Op 29 juni 2021 hebben [eiseres] en ASVZ een brief gestuurd naar [A (voornaam)] en [gedaagde sub 1] c.s. met de mededeling dat de Zorg/Huurovereenkomst en het Individueel Zorgcontract worden opgezegd vanwege de volgende problemen: “U onttrekt zich aan de geboden begeleiding; U komt de medische afspraken niet na; U heeft bedreigingen geuit aan de begeleiders van ASVZ; U overtreedt de huisregels.” [A (voornaam)] moet uiterlijk 1 augustus 2021 de woning hebben verlaten.
2.7.
[gedaagde sub 1] c.s. heeft tegen de opzegging van de overeenkomsten bezwaar gemaakt bij brieven aan [eiseres] en ASVZ van 20 juli 2021.
2.8.
Op 23 augustus en op 23 september 2021 hebben [gedaagde sub 1] c.s. overleg gehad met [eiseres] en ASVZ over de opzegging van de Zorg/Huurovereenkomst en het Individueel Zorgcontract. Het moment van ontruiming wordt na enkele keren te zijn uitgesteld door [eiseres] nader bepaald op 1 november 2021.

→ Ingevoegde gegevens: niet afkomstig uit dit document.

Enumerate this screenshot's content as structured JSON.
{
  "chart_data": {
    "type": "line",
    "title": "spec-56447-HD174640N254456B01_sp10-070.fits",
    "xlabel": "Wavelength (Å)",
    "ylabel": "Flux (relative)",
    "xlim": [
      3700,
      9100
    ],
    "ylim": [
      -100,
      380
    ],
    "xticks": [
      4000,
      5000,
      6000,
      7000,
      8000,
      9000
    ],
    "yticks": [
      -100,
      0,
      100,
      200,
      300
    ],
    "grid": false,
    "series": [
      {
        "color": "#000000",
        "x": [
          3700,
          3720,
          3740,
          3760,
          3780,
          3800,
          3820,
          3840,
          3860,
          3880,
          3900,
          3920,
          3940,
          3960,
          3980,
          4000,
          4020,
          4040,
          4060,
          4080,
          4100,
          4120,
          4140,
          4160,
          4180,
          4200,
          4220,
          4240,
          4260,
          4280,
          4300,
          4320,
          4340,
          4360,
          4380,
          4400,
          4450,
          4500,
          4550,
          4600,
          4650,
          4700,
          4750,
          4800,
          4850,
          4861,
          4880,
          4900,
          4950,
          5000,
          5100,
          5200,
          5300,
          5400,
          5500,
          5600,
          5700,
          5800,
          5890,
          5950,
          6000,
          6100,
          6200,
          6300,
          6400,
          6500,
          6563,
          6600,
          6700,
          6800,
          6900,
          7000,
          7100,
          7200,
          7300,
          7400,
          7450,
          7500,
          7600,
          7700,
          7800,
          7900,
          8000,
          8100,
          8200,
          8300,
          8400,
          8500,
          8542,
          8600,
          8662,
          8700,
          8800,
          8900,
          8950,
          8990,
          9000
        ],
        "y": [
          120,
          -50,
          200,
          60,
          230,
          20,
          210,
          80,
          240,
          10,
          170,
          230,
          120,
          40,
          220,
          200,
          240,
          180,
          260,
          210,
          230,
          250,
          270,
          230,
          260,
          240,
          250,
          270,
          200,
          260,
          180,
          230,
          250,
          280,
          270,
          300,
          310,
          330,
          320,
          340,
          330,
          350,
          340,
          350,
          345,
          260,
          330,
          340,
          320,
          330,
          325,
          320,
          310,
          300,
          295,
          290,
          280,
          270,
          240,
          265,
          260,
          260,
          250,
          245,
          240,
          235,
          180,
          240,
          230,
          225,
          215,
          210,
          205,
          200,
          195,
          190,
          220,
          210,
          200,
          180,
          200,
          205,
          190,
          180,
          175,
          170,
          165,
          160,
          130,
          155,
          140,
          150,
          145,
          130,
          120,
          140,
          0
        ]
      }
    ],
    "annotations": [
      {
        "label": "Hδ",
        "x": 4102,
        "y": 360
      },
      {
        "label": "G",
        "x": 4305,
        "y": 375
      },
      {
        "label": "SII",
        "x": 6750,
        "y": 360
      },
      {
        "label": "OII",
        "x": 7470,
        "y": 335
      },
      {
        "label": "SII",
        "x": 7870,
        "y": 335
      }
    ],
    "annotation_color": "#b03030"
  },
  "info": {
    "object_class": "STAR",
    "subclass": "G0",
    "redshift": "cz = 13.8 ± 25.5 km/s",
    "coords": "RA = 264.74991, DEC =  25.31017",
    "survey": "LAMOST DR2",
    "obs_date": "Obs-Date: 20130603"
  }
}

3.Het geschil in conventie en reconventie

3.1.
[eiseres] vordert bij voorlopige voorziening samengevat - veroordeling van [gedaagde sub 1] c.s. tot ontruiming van de woning aan de [straatnaam] [nummer-/letteraanduiding] in [plaatsnaam] en betaling van de proceskosten. [eiseres] legt hieraan ten grondslag dat [gedaagde sub 1] c.s. (lees: [A (voornaam)] ) na de opzeggingen zonder recht of titel in de woning verblijft.
3.2.
[gedaagde sub 1] c.s. voert verweer en heeft een voorwaardelijke eis in reconventie ingesteld. Volgens [gedaagde sub 1] c.s. is sprake van een huurovereenkomst en heeft [A (voornaam)] recht op huurbescherming waardoor de Huur/Zorgovereenkomst door [eiseres] niet rechtsgeldig is opgezegd. Voor het geval [A (voornaam)] geen recht heeft op huurbescherming voert [gedaagde sub 1] c.s. aan dat geen sprake is van gewichtige redenen die maken dat [eiseres] de overeenkomst kon opzeggen.
3.3.
[gedaagde sub 1] c.s. vordert bij wijze van voorwaardelijke eis in reconventie samengevat -:
- primair [eiseres] te bevelen de zorgverlening te hervatten dan wel de
hervatting door een door [gedaagde sub 1] c.s. gekozen zorgverlener te faciliteren;
- subsidiair [eiseres] te veroordelen zich in te spannen passende woon-
en zorgbegeleiding te vinden;
- en meer subsidiair veroordeling van [eiseres] tot betaling van
€ 10.000 als vergoeding voor verhuis- en inrichtingskosten binnen 2 dagen na dit vonnis;
en in alle gevallen veroordeling van [eiseres] in de proceskosten.
3.4.
[eiseres] voert als verweer dat [eiseres] niet gehouden is om de begeleiding na de opzeggingen te hervatten en er geen aanleiding bestaat voor het toewijzen van een vergoeding.
3.5.
Op de stellingen van partijen wordt hierna, voor zover van belang, nader ingegaan.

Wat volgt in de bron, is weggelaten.